August 10, 2023
The proliferation of high-quality low code tools in recent years has reshaped the first phase of startup launch. The cost of entering the market is dropping as low code tools and AI make product rollout easier - note that this doesn't make success easier, but it does make the first rung of the product ladder easier to access. This also raises an important question - should founders use low code solutions? Or should they try to use AI-based code generation to accelerate development? If low code is the right path, when should an upgrade be considered?
Simple question: Should you use low code or AI-assisted dev to build your MVP?Simpler Answer: Yes.
But which route should you take?
Can you build a product MVP using a lego-style approach, where you snap pieces together rather than writing code from scratch? No code solutions make this promise - that you can drag-and-drop your way to a working product MVP. There are huge number of vendors in the space, with no-code requiring zero knowledge of software development and low-code attempting to simplify development while preserving more flexibility.
https://www.g2.com/categories/low-code-development-platforms/small-business#grid
In my personal experience, the highest productivity no-code platforms can boost productivity 8x versus writing code, enabling founders to get an MVP to market fast and test their idea. It's not pure magic - you'll have to make compromises on UI and capabilities with the quicker no-code tools. More flexible low code tools will enable you to build more custom UIs, but the productivity boost achieved is much lower, perhaps 2-3x traditional approaches.
AI-assisted software development is really just software development! GPT4 will spit out a good starting point for many different use cases, but that's not so different than starting with a good template. GitHub Copilot and its competitors do boost productivity, but the boost is more in the 50-100% range per Microsoft's studies. AI is definitely improving the developer experience, but doesn't provide enough of a boost to compete with no-code when it comes to shipping a quick MVP.
When I started Fraction, I immediately had a choice to make: how were we going to build our developer portal? As a technical founder I could estimate the effort required to write a Vue / nodejs / Postgres app (the most familiar stack to me at the time). I estimated 8 weeks for a proper MVP. We needed to move faster! So I started looking at no-code solutions, and spent a day experimenting with a few. I landed on Softr + Airtable as an easy to use combo, and it took about a week of full-time effort (spread out over a month given my actual availability) to get a usable portal out the door. Since I made that effort, many low code tools have added AI-driven experiences to further accelerate development.
Fast-forward to the present: we shipped that portal, and in the year that passed we built a viable and growing business. Now it's time to upgrade, so that we can control the user experience and add capabilities. We are working with one of our own fractional developers to build a new portal, this time using Nextjs + Vercel. Eight weeks appears to have been a reasonable estimate of total time needed! Adding all the capabilities that we now want will take multiple phases thereafter. But we can make that investment with the confidence that we're building it to grow a viable business, not making a risky bet with zero clients. When you consider moving past low-code, take a stepwise approach. We are finding that it's possible to leave the data infrastructure in place while replacing the front end, to avoid disrupting our existing business.

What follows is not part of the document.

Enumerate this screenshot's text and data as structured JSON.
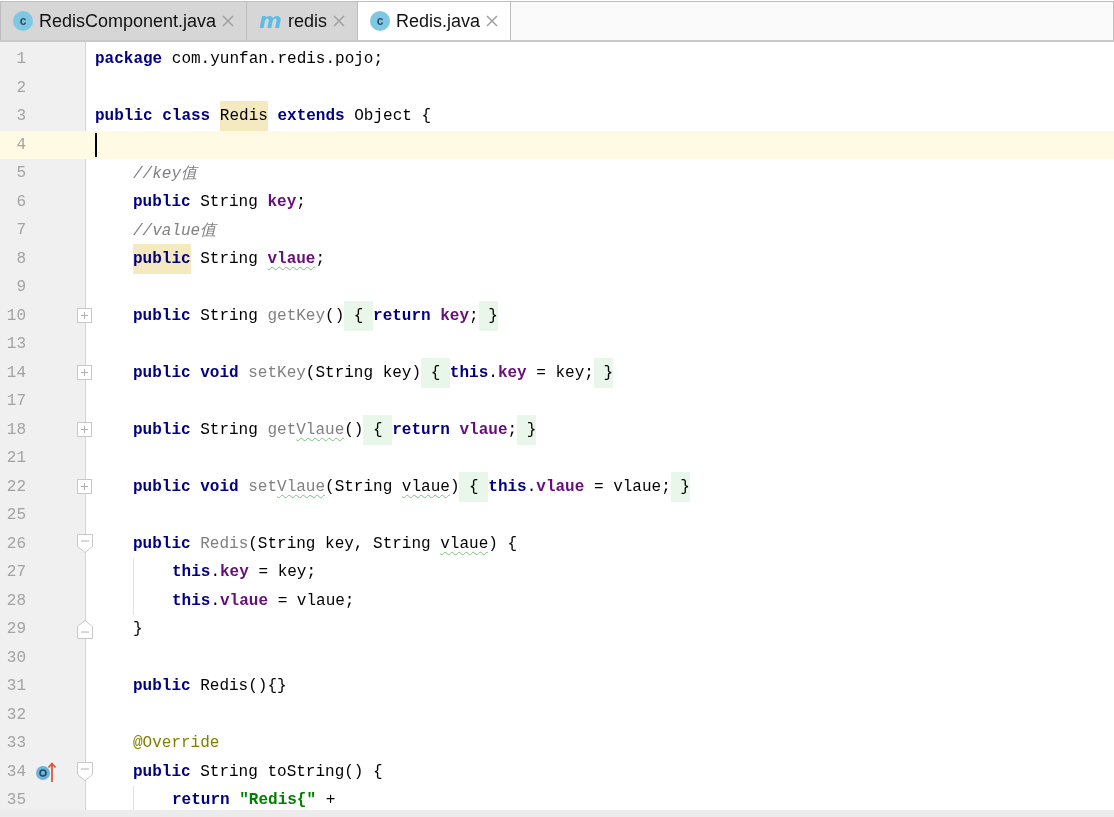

As we speak with prospective clients, and as I talk to early stage founders, I'm encouraging them to leverage no-code or low-code for their MVP. This enables rapid iteration with prospects and makes it possible to test out your business ideas without committing a ton of capital. If you want our help, we can build a no-code MVP in a month instead of a traditional one in several times that.
For traditional "real" code engagements, we're finding success when clients have a running business, and therefore have a solid understanding of their own needs. When I built my last startup, no-code didn't exist, so I had to spend over a year in the lab! But today it makes sense to spend that year after some initial traction, and not before.

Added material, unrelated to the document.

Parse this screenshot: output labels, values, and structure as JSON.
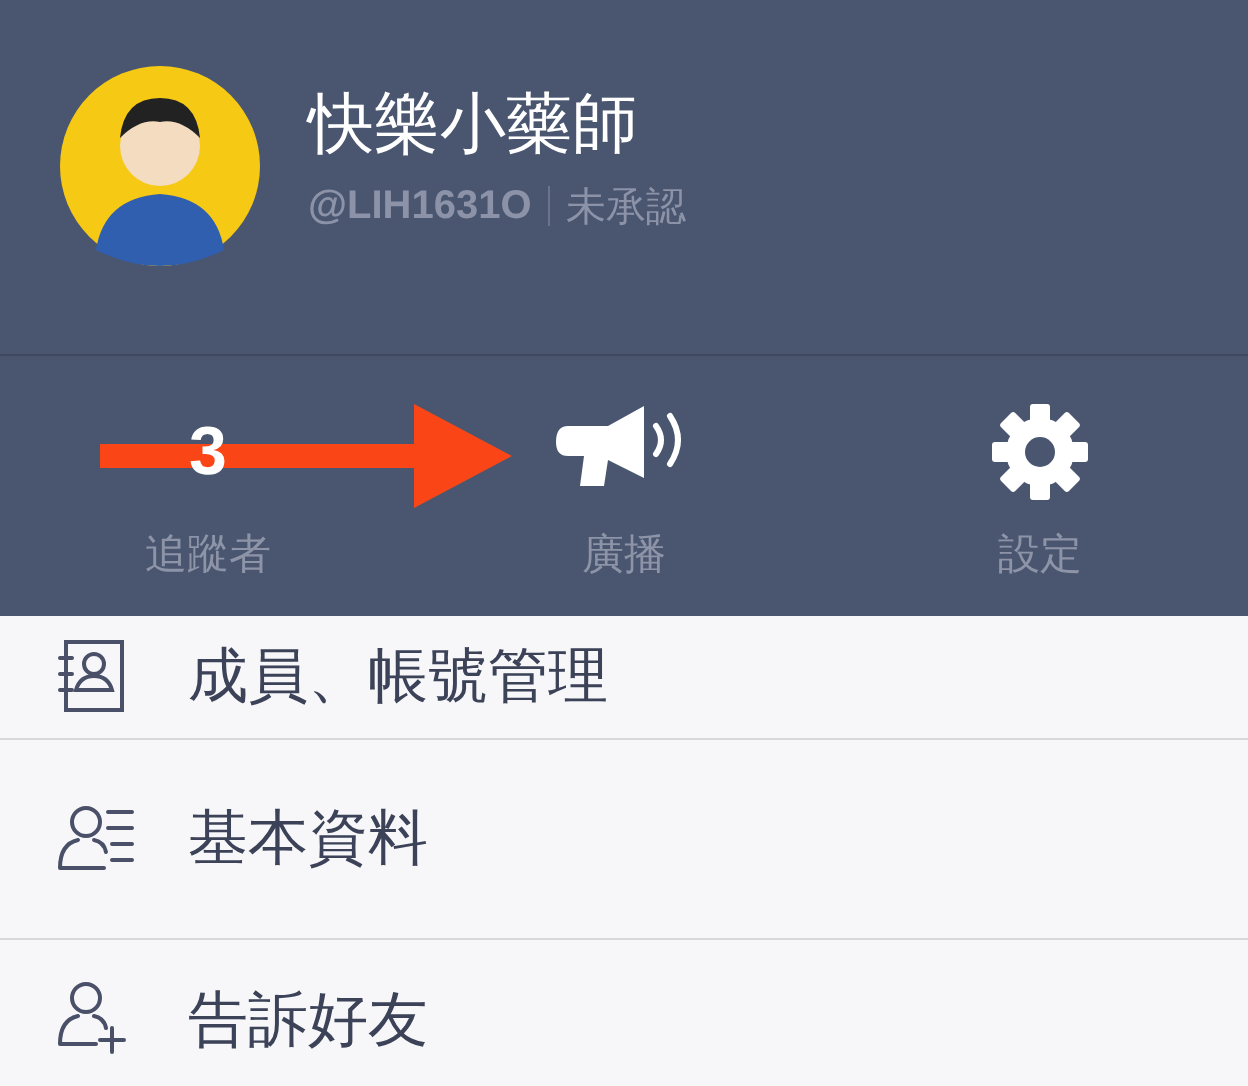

P.S. Some technical founders will read this and cry foul - "I'm building technical innovation, how could I possibly do that in no-code?"
To which I answer, for most startups the technical innovation isn't in the usual boilerplate pieces of the app - it's often in data gathering and analytics, or integrations, or a specific component of the user experience. You can segment your app so that you focus on the core IP that you have, while offloading to low-code the work on random admin screens etc, which I guarantee you aren't making you any money!